Parashah Acharei Mot-K'doshim

April 23, 2021Shoshana Dweck, VP of Advocacy, Temple Sinai, Stamford, CT

Come with me for a moment to the Southern Wall and the Hulda Gates. It is one of my favorite places in Jerusalem, just around the corner from the Western Wall. Stones block the gates now, but I like to imagine throngs of Jewish pilgrims climbing the stairs to enter the Temple Mount. The people mostly walked in one direction together through the gates. But it is the folks who walked the wrong way around who are the reason this spot touches my heart.

According to the Talmud (Semachot Chpt. 6), four types of people intentionally walk toward the community at the gates: mourners, families with a sick person at home, banned people, and those seeking a lost object. The Rabbis teach us that it is our responsibility to reach out as they walk by. We are supposed to start the conversation with proscribed words, “Why do you go round to the left?” The Rabbis then teach us to listen and offer the correct blessings in response. I love these gates because embedded in the very physical structure of the Temple Mount is the reminder that the people around us have hidden pain, and we must treat each other kindly. The flow of traffic creates an emotional support system that lifts up these Jews who carry certain special burdens. I believe this also reminded the community as a whole that everyone carries hidden burdens.
 

This week’s Torah portion is a double portion, which happens a few times a year. The first parashah is Acharei Mot– After the Death. Last week, the sons of the High Priest Aaron had offered an inappropriate “alien fire” to G-d and were burned to death. So now, boundaries need to be drawn and rules made so that no priest would make that error again. As part of these rules, the Torah affirms the holiness of the priests and introduces us to the rituals of Yom Kippur, including the Holy of Holies and the scapegoat, as well as extensive rules regulating sexuality. This parashah talks more about repentance than mourning. It is almost as if after the death of Aaron’s sons, G-d is doubling down on the rules, boundaries, and protections to make sure the remaining priests stay holy and safe.
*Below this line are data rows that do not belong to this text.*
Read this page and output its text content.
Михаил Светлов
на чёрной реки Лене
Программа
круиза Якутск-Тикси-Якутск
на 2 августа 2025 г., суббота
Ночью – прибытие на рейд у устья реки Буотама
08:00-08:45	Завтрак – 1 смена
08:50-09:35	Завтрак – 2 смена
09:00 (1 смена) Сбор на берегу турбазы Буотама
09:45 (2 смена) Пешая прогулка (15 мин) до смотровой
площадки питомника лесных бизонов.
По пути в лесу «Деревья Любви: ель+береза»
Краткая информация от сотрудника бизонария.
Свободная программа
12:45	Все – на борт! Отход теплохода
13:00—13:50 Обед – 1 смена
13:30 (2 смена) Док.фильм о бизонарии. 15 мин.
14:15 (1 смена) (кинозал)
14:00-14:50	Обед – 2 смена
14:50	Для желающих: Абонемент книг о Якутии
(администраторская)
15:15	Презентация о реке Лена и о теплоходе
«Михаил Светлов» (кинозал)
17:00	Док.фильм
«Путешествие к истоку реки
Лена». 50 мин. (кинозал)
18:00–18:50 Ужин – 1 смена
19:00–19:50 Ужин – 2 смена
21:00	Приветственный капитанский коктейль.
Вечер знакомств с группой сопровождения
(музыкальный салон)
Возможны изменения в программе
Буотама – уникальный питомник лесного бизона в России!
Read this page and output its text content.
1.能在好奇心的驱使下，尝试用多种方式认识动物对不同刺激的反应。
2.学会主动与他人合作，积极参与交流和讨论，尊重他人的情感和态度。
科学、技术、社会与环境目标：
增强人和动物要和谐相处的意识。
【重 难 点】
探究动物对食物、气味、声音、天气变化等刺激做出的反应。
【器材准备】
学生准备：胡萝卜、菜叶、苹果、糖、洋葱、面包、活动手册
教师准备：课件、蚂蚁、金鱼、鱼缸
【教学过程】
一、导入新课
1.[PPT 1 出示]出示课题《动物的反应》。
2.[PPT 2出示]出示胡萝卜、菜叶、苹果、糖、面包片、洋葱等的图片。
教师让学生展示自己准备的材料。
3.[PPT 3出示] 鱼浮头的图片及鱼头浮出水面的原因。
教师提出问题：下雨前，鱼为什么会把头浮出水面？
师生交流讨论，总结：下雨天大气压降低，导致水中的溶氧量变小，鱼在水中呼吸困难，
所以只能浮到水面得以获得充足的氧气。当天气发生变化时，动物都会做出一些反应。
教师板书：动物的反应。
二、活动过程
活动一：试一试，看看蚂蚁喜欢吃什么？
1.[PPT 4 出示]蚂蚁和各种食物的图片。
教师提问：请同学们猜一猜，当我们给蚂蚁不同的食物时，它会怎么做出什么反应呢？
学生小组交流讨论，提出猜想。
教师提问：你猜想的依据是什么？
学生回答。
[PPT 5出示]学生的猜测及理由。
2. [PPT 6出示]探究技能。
The second parashah is K’doshim – Holy–  and continues laying out the rules and dictates what we know collectively as The Holiness Code. Moving forward from laws primarily directed at the priests in Achrei Mot, we now are told that the whole of the people of Israel can be holy –  all of us. Dr. Tamara Cohn Eskenazi in WRJ’s The Torah: A Women’s Commentary notes that the personal and community holiness described in K’doshim is uniquely based on love and connection. We are taught in K’doshim that compassion is meant for strangers as well as for our fellow Israelites. We are reminded to consider the needs of others and not put a stumbling block before the blind or insult the deaf. The Holiness Code instructs us to revere our parents, not pray to idols, and leave the corners of our fields for the poor and the stranger. We must rise for the elderly, and be honest and fundamentally fair in our business and other dealings with each other. In addressing our relationship with ourselves, our community, and our G-d, K’doshim fills G-d’s rules, boundaries, and protections with love and holiness.
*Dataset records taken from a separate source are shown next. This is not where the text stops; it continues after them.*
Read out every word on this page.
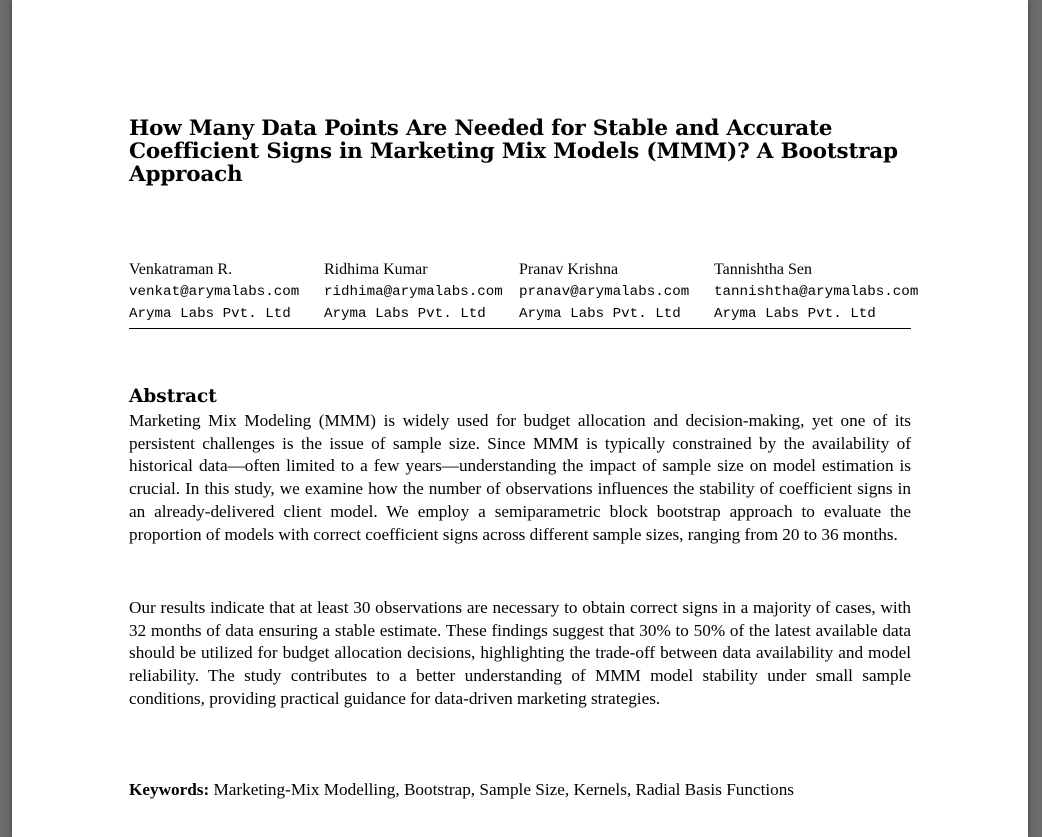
How Many Data Points Are Needed for Stable and Accurate Coefficient Signs in Marketing Mix Models (MMM)? A Bootstrap Approach
Venkatraman R.
venkat@arymalabs.com
Aryma Labs Pvt. Ltd
Ridhima Kumar
ridhima@arymalabs.com
Aryma Labs Pvt. Ltd
Pranav Krishna
pranav@arymalabs.com
Aryma Labs Pvt. Ltd
Tannishtha Sen
tannishtha@arymalabs.com
Aryma Labs Pvt. Ltd
Abstract

Marketing Mix Modeling (MMM) is widely used for budget allocation and decision-making, yet one of its persistent challenges is the issue of sample size. Since MMM is typically constrained by the availability of historical data—often limited to a few years—understanding the impact of sample size on model estimation is crucial. In this study, we examine how the number of observations influences the stability of coefficient signs in an already-delivered client model. We employ a semiparametric block bootstrap approach to evaluate the proportion of models with correct coefficient signs across different sample sizes, ranging from 20 to 36 months.

Our results indicate that at least 30 observations are necessary to obtain correct signs in a majority of cases, with 32 months of data ensuring a stable estimate. These findings suggest that 30% to 50% of the latest available data should be utilized for budget allocation decisions, highlighting the trade-off between data availability and model reliability. The study contributes to a better understanding of MMM model stability under small sample conditions, providing practical guidance for data-driven marketing strategies.

Keywords: Marketing-Mix Modelling, Bootstrap, Sample Size, Kernels, Radial Basis Functions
The Hulda Gates put into practice at the Temple Mount some of the basic principles of holiness laid out in the paired parashot of Achrei Mot and K’doshim. During the time of the Temples, the Temple Mount included the Holy of Holies that the High Priest entered on Yom Kippur after sending the scapegoat out into the wilderness. The repentance and many of the rules from Achrei Mot are carried out here. At the same time, outside, four groups walked against the tide of pilgrims, so that the community could see them, hear them, love them and bless them, acting with holiness as laid out in K’doshim.
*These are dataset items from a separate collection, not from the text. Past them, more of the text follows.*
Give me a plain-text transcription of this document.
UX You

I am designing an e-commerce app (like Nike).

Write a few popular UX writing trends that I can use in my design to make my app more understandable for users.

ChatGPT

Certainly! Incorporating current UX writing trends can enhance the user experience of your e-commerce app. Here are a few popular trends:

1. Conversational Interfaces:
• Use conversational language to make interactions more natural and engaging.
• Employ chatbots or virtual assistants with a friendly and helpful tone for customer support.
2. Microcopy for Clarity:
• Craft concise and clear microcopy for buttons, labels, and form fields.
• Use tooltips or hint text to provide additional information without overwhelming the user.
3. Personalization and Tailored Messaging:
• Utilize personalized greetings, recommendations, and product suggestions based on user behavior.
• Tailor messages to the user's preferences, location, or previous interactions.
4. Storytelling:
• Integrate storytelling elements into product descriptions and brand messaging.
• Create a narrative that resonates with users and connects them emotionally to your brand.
After the Great Pandemic of 1918, “Once it was over, no one wanted to talk about it.” We now know that silence and separation can extend and deepen the impact of trauma. As we move slowly out of our Great Pandemic, this week’s pair of Torah portions remind us that there are two parts to moving forward. Achrei Mot teaches us to learn the lessons of the pandemic and take steps to reduce the chance of the trauma happening again; K’doshim and the Hulda Gates remind us that we will need opportunities to speak of our losses and even our gains, and to embrace empathy and compassion as we hear each other’s stories, love each other, and help our world heal.